将kafkaStream中的字符串存储到变量中进行处理

时间:2018-02-09 11:15:04

标签: scala apache-spark elasticsearch apache-kafka spark-streaming

我需要从Kafka制作人处获取消息,并从我需要的消息中找到包含%的单词,并为不同的%值生成消息。最后,我需要将它发送给ElasticSearch。

我可以使用kafkaStream.print()在控制台中查看值,但我需要处理字符串以匹配所需的关键字并生成消息。

我的代码:

package rnd

import org.apache.spark.SparkConf
import kafka.serializer.StringDecoder
import org.apache.spark.sql.SQLContext
import org.apache.spark.streaming.dstream.DStream
import org.apache.spark.streaming.kafka.KafkaUtils
import org.apache.spark.streaming.{Minutes, Seconds, StreamingContext}
import org.apache.spark.{SparkConf, SparkContext}

object WordFind {
  def main(args: Array[String]) {
    val conf = new SparkConf().setMaster("local").setAppName("KafkaReceiver")
    val checkpointDir = "/usr/local/kafka/kafka_2.11-0.11.0.2/checkpoint/"

    import org.apache.spark.streaming.StreamingContext
    import org.apache.spark.streaming.Seconds

    val batchIntervalSeconds = 2
    val ssc = new StreamingContext(conf, Seconds(10))

    import org.apache.spark.streaming.kafka.KafkaUtils

    val kafkaStream = KafkaUtils.createStream(ssc, "localhost:2181", "spark-streaming-consumer-group", Map("wordcounttopic" -> 5))

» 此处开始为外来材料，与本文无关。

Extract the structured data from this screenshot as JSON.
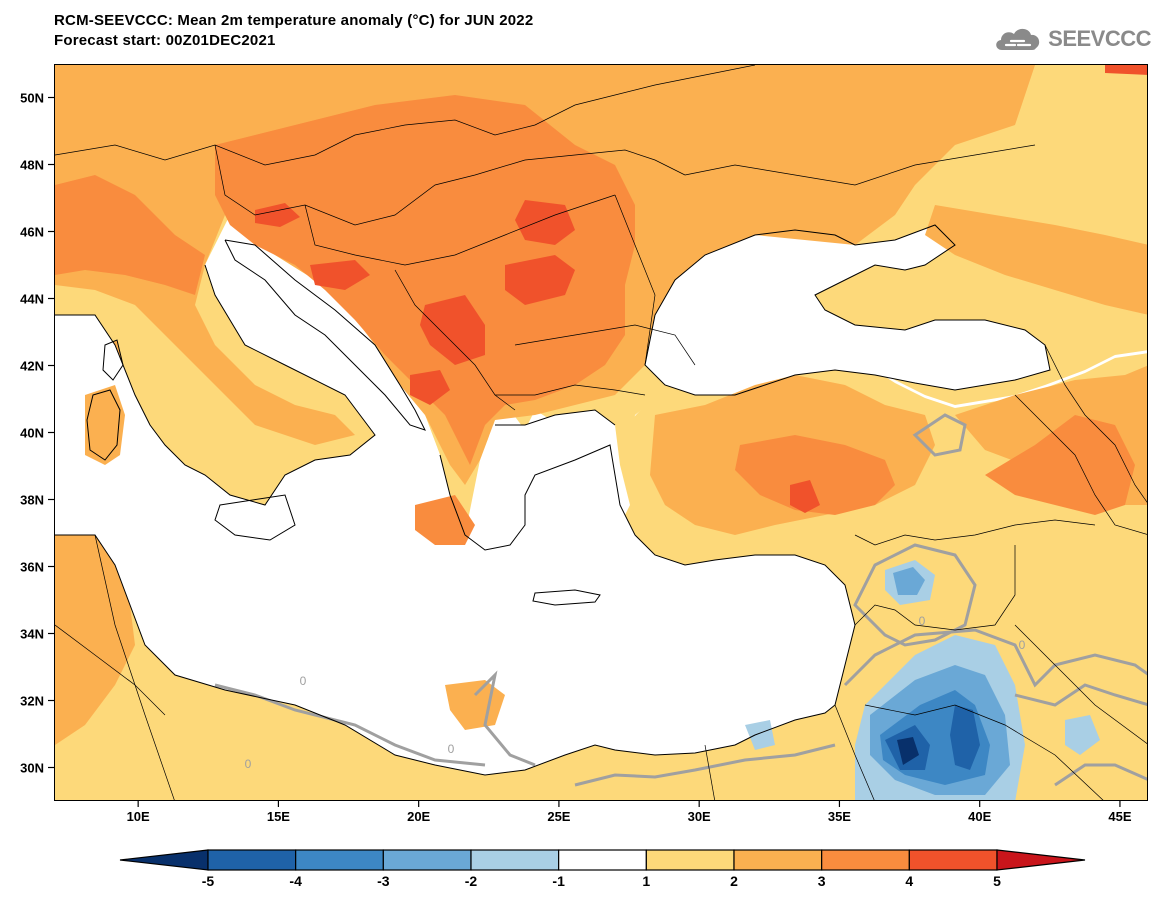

    val s = kafkaStream.print()
    println(" the words are: " + s)
    ssc.remember(Minutes(1))
    ssc.checkpoint(checkpointDir)
    ssc
    ssc.start()
    ssc.awaitTerminationOrTimeout(batchIntervalSeconds * 5 * 1000)
  }
}

如果我通过"使用率为75%"通过Lafka制作人,我应该发出一条消息,说“"将ram提高25%"在ElasticSearch中。

我得到的输出是:

18/02/09 16:38:27 INFO BlockManagerMasterEndpoint: Registering block manager localhost:37879 with 2.4 GB RAM, BlockManagerId(driver, localhost, 37879)
18/02/09 16:38:27 INFO BlockManagerMaster: Registered BlockManager
18/02/09 16:38:27 WARN StreamingContext: spark.master should be set as local[n], n > 1 in local mode if you have receivers to get data, otherwise Spark jobs will not get resources to process the received data.
 ***the words are: ()***

我想要传递的字符串代替()'。

1 个答案:

答案 0 :(得分:0)

val kafkaStreamRecieverInputDStream[(String, String)],数据为(kafkaMetaData, kafkaMessage) 有关详细信息,请参阅[https://github.com/apache/spark/blob/f830bb9170f6b853565d9dd30ca7418b93a54fe3/external/kafka-0-8/src/main/scala/org/apache/spark/streaming/kafka/KafkaInputDStream.scala#L135]。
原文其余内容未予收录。